Our local team was happy to partner with LAYC to provide free daily rides, helmets and safety information to ensure their ambassadors could easily transport themselves across the city for door to door canvassing.

Bird’s local Fleet Managers played a vital role as well, dropping off vehicles at LAYC’s Columbia Road, NW headquarters every morning for easy micromobility access.

“With the right partners, shared scooters can be an incredibly valuable community resource,” said Dereck Myers, head of LAYC’s vaccine outreach efforts. “Bird’s support and engagement helped our vaccination outreach team easily and sustainably canvass the city, covering hundreds of miles to speak with local Washington, D.C. residents about the importance of vaccinations in the fight against COVID.”

Bike Lane Heat Mapping

When Mayor Bowser announced that the 2022 budget would include funding for bike lane infrastructure, the team at Bird reached out to help. 
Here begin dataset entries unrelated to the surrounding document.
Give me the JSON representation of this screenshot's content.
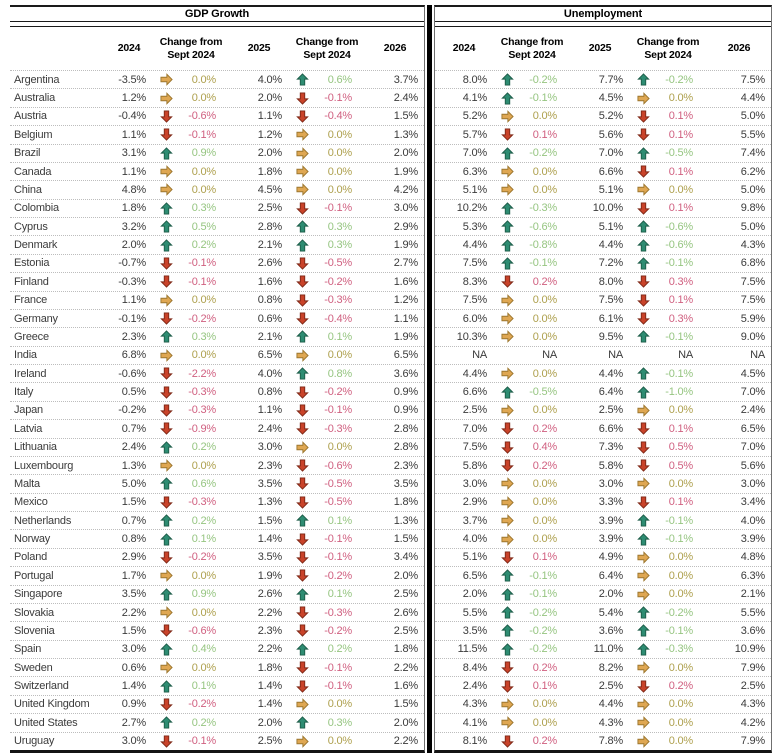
{
  "na_label": "NA",
  "colors": {
    "improve_arrow": "#2E8C72",
    "improve_text": "#96C581",
    "worsen_arrow": "#C9432A",
    "worsen_text": "#D06080",
    "nochange_arrow": "#DFA752",
    "nochange_text": "#AEA04E",
    "body_text": "#3b3b3b",
    "rule": "#1a1a1a",
    "row_separator": "#bdbdbd"
  },
  "chart_data": {
    "type": "table",
    "sections": [
      "GDP Growth",
      "Unemployment"
    ],
    "columns": [
      "2024",
      "Change from Sept 2024",
      "2025",
      "Change from Sept 2024",
      "2026"
    ],
    "arrow_legend": {
      "up": "green up arrow (improvement)",
      "down": "red down arrow (deterioration)",
      "flat": "orange right arrow (no change)"
    },
    "rows": [
      {
        "country": "Argentina",
        "gdp": [
          "-3.5%",
          [
            "flat",
            "0.0%"
          ],
          "4.0%",
          [
            "up",
            "0.6%"
          ],
          "3.7%"
        ],
        "unemp": [
          "8.0%",
          [
            "up",
            "-0.2%"
          ],
          "7.7%",
          [
            "up",
            "-0.2%"
          ],
          "7.5%"
        ]
      },
      {
        "country": "Australia",
        "gdp": [
          "1.2%",
          [
            "flat",
            "0.0%"
          ],
          "2.0%",
          [
            "down",
            "-0.1%"
          ],
          "2.4%"
        ],
        "unemp": [
          "4.1%",
          [
            "up",
            "-0.1%"
          ],
          "4.5%",
          [
            "flat",
            "0.0%"
          ],
          "4.4%"
        ]
      },
      {
        "country": "Austria",
        "gdp": [
          "-0.4%",
          [
            "down",
            "-0.6%"
          ],
          "1.1%",
          [
            "down",
            "-0.4%"
          ],
          "1.5%"
        ],
        "unemp": [
          "5.2%",
          [
            "flat",
            "0.0%"
          ],
          "5.2%",
          [
            "down",
            "0.1%"
          ],
          "5.0%"
        ]
      },
      {
        "country": "Belgium",
        "gdp": [
          "1.1%",
          [
            "down",
            "-0.1%"
          ],
          "1.2%",
          [
            "flat",
            "0.0%"
          ],
          "1.3%"
        ],
        "unemp": [
          "5.7%",
          [
            "down",
            "0.1%"
          ],
          "5.6%",
          [
            "down",
            "0.1%"
          ],
          "5.5%"
        ]
      },
      {
        "country": "Brazil",
        "gdp": [
          "3.1%",
          [
            "up",
            "0.9%"
          ],
          "2.0%",
          [
            "flat",
            "0.0%"
          ],
          "2.0%"
        ],
        "unemp": [
          "7.0%",
          [
            "up",
            "-0.2%"
          ],
          "7.0%",
          [
            "up",
            "-0.5%"
          ],
          "7.4%"
        ]
      },
      {
        "country": "Canada",
        "gdp": [
          "1.1%",
          [
            "flat",
            "0.0%"
          ],
          "1.8%",
          [
            "flat",
            "0.0%"
          ],
          "1.9%"
        ],
        "unemp": [
          "6.3%",
          [
            "flat",
            "0.0%"
          ],
          "6.6%",
          [
            "down",
            "0.1%"
          ],
          "6.2%"
        ]
      },
      {
        "country": "China",
        "gdp": [
          "4.8%",
          [
            "flat",
            "0.0%"
          ],
          "4.5%",
          [
            "flat",
            "0.0%"
          ],
          "4.2%"
        ],
        "unemp": [
          "5.1%",
          [
            "flat",
            "0.0%"
          ],
          "5.1%",
          [
            "flat",
            "0.0%"
          ],
          "5.0%"
        ]
      },
      {
        "country": "Colombia",
        "gdp": [
          "1.8%",
          [
            "up",
            "0.3%"
          ],
          "2.5%",
          [
            "down",
            "-0.1%"
          ],
          "3.0%"
        ],
        "unemp": [
          "10.2%",
          [
            "up",
            "-0.3%"
          ],
          "10.0%",
          [
            "down",
            "0.1%"
          ],
          "9.8%"
        ]
      },
      {
        "country": "Cyprus",
        "gdp": [
          "3.2%",
          [
            "up",
            "0.5%"
          ],
          "2.8%",
          [
            "up",
            "0.3%"
          ],
          "2.9%"
        ],
        "unemp": [
          "5.3%",
          [
            "up",
            "-0.6%"
          ],
          "5.1%",
          [
            "up",
            "-0.6%"
          ],
          "5.0%"
        ]
      },
      {
        "country": "Denmark",
        "gdp": [
          "2.0%",
          [
            "up",
            "0.2%"
          ],
          "2.1%",
          [
            "up",
            "0.3%"
          ],
          "1.9%"
        ],
        "unemp": [
          "4.4%",
          [
            "up",
            "-0.8%"
          ],
          "4.4%",
          [
            "up",
            "-0.6%"
          ],
          "4.3%"
        ]
      },
      {
        "country": "Estonia",
        "gdp": [
          "-0.7%",
          [
            "down",
            "-0.1%"
          ],
          "2.6%",
          [
            "down",
            "-0.5%"
          ],
          "2.7%"
        ],
        "unemp": [
          "7.5%",
          [
            "up",
            "-0.1%"
          ],
          "7.2%",
          [
            "up",
            "-0.1%"
          ],
          "6.8%"
        ]
      },
      {
        "country": "Finland",
        "gdp": [
          "-0.3%",
          [
            "down",
            "-0.1%"
          ],
          "1.6%",
          [
            "down",
            "-0.2%"
          ],
          "1.6%"
        ],
        "unemp": [
          "8.3%",
          [
            "down",
            "0.2%"
          ],
          "8.0%",
          [
            "down",
            "0.3%"
          ],
          "7.5%"
        ]
      },
      {
        "country": "France",
        "gdp": [
          "1.1%",
          [
            "flat",
            "0.0%"
          ],
          "0.8%",
          [
            "down",
            "-0.3%"
          ],
          "1.2%"
        ],
        "unemp": [
          "7.5%",
          [
            "flat",
            "0.0%"
          ],
          "7.5%",
          [
            "down",
            "0.1%"
          ],
          "7.5%"
        ]
      },
      {
        "country": "Germany",
        "gdp": [
          "-0.1%",
          [
            "down",
            "-0.2%"
          ],
          "0.6%",
          [
            "down",
            "-0.4%"
          ],
          "1.1%"
        ],
        "unemp": [
          "6.0%",
          [
            "flat",
            "0.0%"
          ],
          "6.1%",
          [
            "down",
            "0.3%"
          ],
          "5.9%"
        ]
      },
      {
        "country": "Greece",
        "gdp": [
          "2.3%",
          [
            "up",
            "0.3%"
          ],
          "2.1%",
          [
            "up",
            "0.1%"
          ],
          "1.9%"
        ],
        "unemp": [
          "10.3%",
          [
            "flat",
            "0.0%"
          ],
          "9.5%",
          [
            "up",
            "-0.1%"
          ],
          "9.0%"
        ]
      },
      {
        "country": "India",
        "gdp": [
          "6.8%",
          [
            "flat",
            "0.0%"
          ],
          "6.5%",
          [
            "flat",
            "0.0%"
          ],
          "6.5%"
        ],
        "unemp": [
          "NA",
          [
            "na",
            "NA"
          ],
          "NA",
          [
            "na",
            "NA"
          ],
          "NA"
        ]
      },
      {
        "country": "Ireland",
        "gdp": [
          "-0.6%",
          [
            "down",
            "-2.2%"
          ],
          "4.0%",
          [
            "up",
            "0.8%"
          ],
          "3.6%"
        ],
        "unemp": [
          "4.4%",
          [
            "flat",
            "0.0%"
          ],
          "4.4%",
          [
            "up",
            "-0.1%"
          ],
          "4.5%"
        ]
      },
      {
        "country": "Italy",
        "gdp": [
          "0.5%",
          [
            "down",
            "-0.3%"
          ],
          "0.8%",
          [
            "down",
            "-0.2%"
          ],
          "0.9%"
        ],
        "unemp": [
          "6.6%",
          [
            "up",
            "-0.5%"
          ],
          "6.4%",
          [
            "up",
            "-1.0%"
          ],
          "7.0%"
        ]
      },
      {
        "country": "Japan",
        "gdp": [
          "-0.2%",
          [
            "down",
            "-0.3%"
          ],
          "1.1%",
          [
            "down",
            "-0.1%"
          ],
          "0.9%"
        ],
        "unemp": [
          "2.5%",
          [
            "flat",
            "0.0%"
          ],
          "2.5%",
          [
            "flat",
            "0.0%"
          ],
          "2.4%"
        ]
      },
      {
        "country": "Latvia",
        "gdp": [
          "0.7%",
          [
            "down",
            "-0.9%"
          ],
          "2.4%",
          [
            "down",
            "-0.3%"
          ],
          "2.8%"
        ],
        "unemp": [
          "7.0%",
          [
            "down",
            "0.2%"
          ],
          "6.6%",
          [
            "down",
            "0.1%"
          ],
          "6.5%"
        ]
      },
      {
        "country": "Lithuania",
        "gdp": [
          "2.4%",
          [
            "up",
            "0.2%"
          ],
          "3.0%",
          [
            "flat",
            "0.0%"
          ],
          "2.8%"
        ],
        "unemp": [
          "7.5%",
          [
            "down",
            "0.4%"
          ],
          "7.3%",
          [
            "down",
            "0.5%"
          ],
          "7.0%"
        ]
      },
      {
        "country": "Luxembourg",
        "gdp": [
          "1.3%",
          [
            "flat",
            "0.0%"
          ],
          "2.3%",
          [
            "down",
            "-0.6%"
          ],
          "2.3%"
        ],
        "unemp": [
          "5.8%",
          [
            "down",
            "0.2%"
          ],
          "5.8%",
          [
            "down",
            "0.5%"
          ],
          "5.6%"
        ]
      },
      {
        "country": "Malta",
        "gdp": [
          "5.0%",
          [
            "up",
            "0.6%"
          ],
          "3.5%",
          [
            "down",
            "-0.5%"
          ],
          "3.5%"
        ],
        "unemp": [
          "3.0%",
          [
            "flat",
            "0.0%"
          ],
          "3.0%",
          [
            "flat",
            "0.0%"
          ],
          "3.0%"
        ]
      },
      {
        "country": "Mexico",
        "gdp": [
          "1.5%",
          [
            "down",
            "-0.3%"
          ],
          "1.3%",
          [
            "down",
            "-0.5%"
          ],
          "1.8%"
        ],
        "unemp": [
          "2.9%",
          [
            "flat",
            "0.0%"
          ],
          "3.3%",
          [
            "down",
            "0.1%"
          ],
          "3.4%"
        ]
      },
      {
        "country": "Netherlands",
        "gdp": [
          "0.7%",
          [
            "up",
            "0.2%"
          ],
          "1.5%",
          [
            "up",
            "0.1%"
          ],
          "1.3%"
        ],
        "unemp": [
          "3.7%",
          [
            "flat",
            "0.0%"
          ],
          "3.9%",
          [
            "up",
            "-0.1%"
          ],
          "4.0%"
        ]
      },
      {
        "country": "Norway",
        "gdp": [
          "0.8%",
          [
            "up",
            "0.1%"
          ],
          "1.4%",
          [
            "down",
            "-0.1%"
          ],
          "1.5%"
        ],
        "unemp": [
          "4.0%",
          [
            "flat",
            "0.0%"
          ],
          "3.9%",
          [
            "up",
            "-0.1%"
          ],
          "3.9%"
        ]
      },
      {
        "country": "Poland",
        "gdp": [
          "2.9%",
          [
            "down",
            "-0.2%"
          ],
          "3.5%",
          [
            "down",
            "-0.1%"
          ],
          "3.4%"
        ],
        "unemp": [
          "5.1%",
          [
            "down",
            "0.1%"
          ],
          "4.9%",
          [
            "flat",
            "0.0%"
          ],
          "4.8%"
        ]
      },
      {
        "country": "Portugal",
        "gdp": [
          "1.7%",
          [
            "flat",
            "0.0%"
          ],
          "1.9%",
          [
            "down",
            "-0.2%"
          ],
          "2.0%"
        ],
        "unemp": [
          "6.5%",
          [
            "up",
            "-0.1%"
          ],
          "6.4%",
          [
            "flat",
            "0.0%"
          ],
          "6.3%"
        ]
      },
      {
        "country": "Singapore",
        "gdp": [
          "3.5%",
          [
            "up",
            "0.9%"
          ],
          "2.6%",
          [
            "up",
            "0.1%"
          ],
          "2.5%"
        ],
        "unemp": [
          "2.0%",
          [
            "up",
            "-0.1%"
          ],
          "2.0%",
          [
            "flat",
            "0.0%"
          ],
          "2.1%"
        ]
      },
      {
        "country": "Slovakia",
        "gdp": [
          "2.2%",
          [
            "flat",
            "0.0%"
          ],
          "2.2%",
          [
            "down",
            "-0.3%"
          ],
          "2.6%"
        ],
        "unemp": [
          "5.5%",
          [
            "up",
            "-0.2%"
          ],
          "5.4%",
          [
            "up",
            "-0.2%"
          ],
          "5.5%"
        ]
      },
      {
        "country": "Slovenia",
        "gdp": [
          "1.5%",
          [
            "down",
            "-0.6%"
          ],
          "2.3%",
          [
            "down",
            "-0.2%"
          ],
          "2.5%"
        ],
        "unemp": [
          "3.5%",
          [
            "up",
            "-0.2%"
          ],
          "3.6%",
          [
            "up",
            "-0.1%"
          ],
          "3.6%"
        ]
      },
      {
        "country": "Spain",
        "gdp": [
          "3.0%",
          [
            "up",
            "0.4%"
          ],
          "2.2%",
          [
            "up",
            "0.2%"
          ],
          "1.8%"
        ],
        "unemp": [
          "11.5%",
          [
            "up",
            "-0.2%"
          ],
          "11.0%",
          [
            "up",
            "-0.3%"
          ],
          "10.9%"
        ]
      },
      {
        "country": "Sweden",
        "gdp": [
          "0.6%",
          [
            "flat",
            "0.0%"
          ],
          "1.8%",
          [
            "down",
            "-0.1%"
          ],
          "2.2%"
        ],
        "unemp": [
          "8.4%",
          [
            "down",
            "0.2%"
          ],
          "8.2%",
          [
            "flat",
            "0.0%"
          ],
          "7.9%"
        ]
      },
      {
        "country": "Switzerland",
        "gdp": [
          "1.4%",
          [
            "up",
            "0.1%"
          ],
          "1.4%",
          [
            "down",
            "-0.1%"
          ],
          "1.6%"
        ],
        "unemp": [
          "2.4%",
          [
            "down",
            "0.1%"
          ],
          "2.5%",
          [
            "down",
            "0.2%"
          ],
          "2.5%"
        ]
      },
      {
        "country": "United Kingdom",
        "gdp": [
          "0.9%",
          [
            "down",
            "-0.2%"
          ],
          "1.4%",
          [
            "flat",
            "0.0%"
          ],
          "1.5%"
        ],
        "unemp": [
          "4.3%",
          [
            "flat",
            "0.0%"
          ],
          "4.4%",
          [
            "flat",
            "0.0%"
          ],
          "4.3%"
        ]
      },
      {
        "country": "United States",
        "gdp": [
          "2.7%",
          [
            "up",
            "0.2%"
          ],
          "2.0%",
          [
            "up",
            "0.3%"
          ],
          "2.0%"
        ],
        "unemp": [
          "4.1%",
          [
            "flat",
            "0.0%"
          ],
          "4.3%",
          [
            "flat",
            "0.0%"
          ],
          "4.2%"
        ]
      },
      {
        "country": "Uruguay",
        "gdp": [
          "3.0%",
          [
            "down",
            "-0.1%"
          ],
          "2.5%",
          [
            "flat",
            "0.0%"
          ],
          "2.2%"
        ],
        "unemp": [
          "8.1%",
          [
            "down",
            "0.2%"
          ],
          "7.8%",
          [
            "flat",
            "0.0%"
          ],
          "7.9%"
        ]
      }
    ]
  }
}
By collaborating with the city’s data team, we were able to develop a heat-map of our most frequently ridden routes and superimpose it onto DDOTs bike map. This exercise helped not only identify gaps in the current bike infrastructure, but it ultimately led to a recommendation of seven investment opportunities for future protected bike lanes. These include parts of Independence Ave, Massachusetts Ave, 23 NW Street and H Street. 

Our findings took into consideration things like road width, existing bike lanes as well as current plans for additional infrastructure improvements. They are now with the city’s bike team, and Bird will continue to share relevant information to help improve cycling and scooter riding conditions throughout the capital. 

Activating Last Mile Transit

Bird is committed to strengthening the ties between micromobility and public transportation, and Washington, D.C. is home to one of the most robust transit networks in the country.

This summer, in an effort to support and encourage multimodal mobility, our local team analyzed ride patterns and identified scooter “drop zones” that we believed would better help fill the gap between public transit and a rider’s origin or destination. We focused our attention primarily on equity wards where we believed the service would be most beneficial. 

Preliminary results align with our initial hopes: we’re seeing multiple trips to and from transit stops targeted by our releases. Just as importantly, the percentage of these vehicles staying within ward has increased significantly, helping ensure that equity wards are always served by micromobility. Our findings have been shared with DDOT, and we will continue to build on these successes to foster truly multimodal transportation throughout D.C.